The key distinction here is the program keepass-xc is not keepass the standard, just a program for reading the kbdx vault. A really good, externally audited, well coded, security first program for reading the vault!
If you’re concerned about the sync, it might be worth checking out how the original program expects DB sync to be done.
If you’re concerned about the manager working across os’s, don’t be. The primary use case, in the browser, is cross-platform by way be being a browser add-on. The brains of the operation are bundled in the keepass-xc app as a local server that only gets enabled when you switch on browser integration in the manager. The browser add-on sends web addresses to that server, and then the manager looks up the response, and sends back the correct credential. This interchange is encrypted during the pairing process.

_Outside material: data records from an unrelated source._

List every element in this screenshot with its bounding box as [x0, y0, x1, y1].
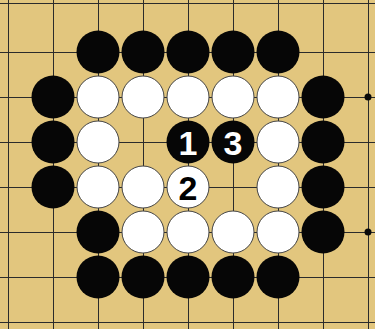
stone-black[interactable] — [32, 76, 75, 119]
stone-white[interactable] — [77, 166, 120, 209]
stone-white[interactable] — [77, 121, 120, 164]
stone-white[interactable] — [212, 76, 255, 119]
stone-black[interactable] — [77, 211, 120, 254]
stone-black[interactable] — [302, 211, 345, 254]
grid-line-vertical-8 — [368, 0, 369, 329]
stone-black[interactable] — [302, 166, 345, 209]
stone-white[interactable] — [257, 211, 300, 254]
stone-black[interactable] — [167, 31, 210, 74]
stone-white[interactable] — [257, 121, 300, 164]
stone-black[interactable] — [212, 31, 255, 74]
stone-black[interactable] — [77, 31, 120, 74]
stone-black[interactable] — [257, 256, 300, 299]
grid-line-vertical-1 — [53, 0, 54, 329]
stone-black[interactable] — [122, 256, 165, 299]
stone-white[interactable] — [122, 76, 165, 119]
stone-black[interactable] — [257, 31, 300, 74]
stone-black[interactable] — [212, 256, 255, 299]
stone-white[interactable] — [257, 166, 300, 209]
stone-white-move-2[interactable]: 2 — [167, 166, 210, 209]
stone-white[interactable] — [122, 166, 165, 209]
star-point-1 — [365, 229, 372, 236]
stone-black-move-1[interactable]: 1 — [167, 121, 210, 164]
stone-black[interactable] — [32, 166, 75, 209]
stone-white[interactable] — [257, 76, 300, 119]
stone-black[interactable] — [167, 256, 210, 299]
stone-black[interactable] — [77, 256, 120, 299]
stone-white[interactable] — [77, 76, 120, 119]
star-point-0 — [365, 94, 372, 101]
stone-black-move-3[interactable]: 3 — [212, 121, 255, 164]
go-board[interactable]: 132 — [0, 0, 375, 329]
stone-white[interactable] — [167, 211, 210, 254]
stone-white[interactable] — [167, 76, 210, 119]
stone-black[interactable] — [302, 76, 345, 119]
stone-black[interactable] — [302, 121, 345, 164]
stone-white[interactable] — [212, 211, 255, 254]
stone-black[interactable] — [122, 31, 165, 74]
grid-line-vertical-0 — [8, 0, 9, 329]
grid-line-vertical-7 — [323, 0, 324, 329]
stone-white[interactable] — [122, 211, 165, 254]
stone-black[interactable] — [32, 121, 75, 164]
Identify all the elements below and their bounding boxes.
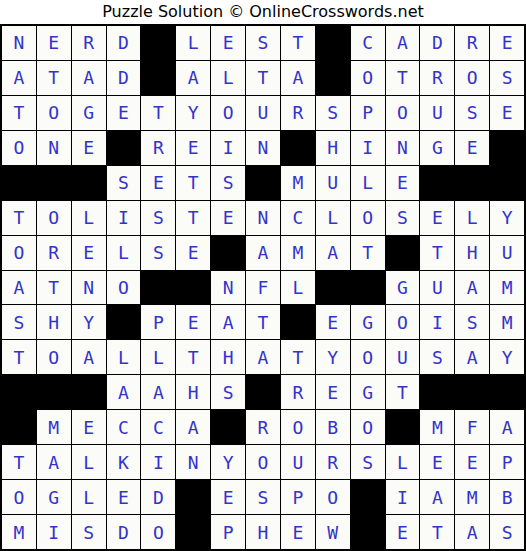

On Android, KeePassDX hooks in to the built-in passwords, passkeys, and accounts ‘preferred service’ and offers password autofill in the keyboard suggestions bar, and comes with a credential-fill keyboard you can switch to on the fly if needed. It also saves passwords in normal apps, by storing the app id in the credential under a custom field ‘AndroidApp’ to help narrow down hinting. E.g. com.hjiansu.thunder for my Lemmy app, or com.android.settings for WiFi SSIDs and PSKs.
Doesn’t saving a password and TOTP in the same file kind of bypass the entire point of MFA?
Yes, technically. As always, it depends on your threat model.
They suggest a separation of TOTP and the rest in two different files
I’ll keep that all in mind. Thank you.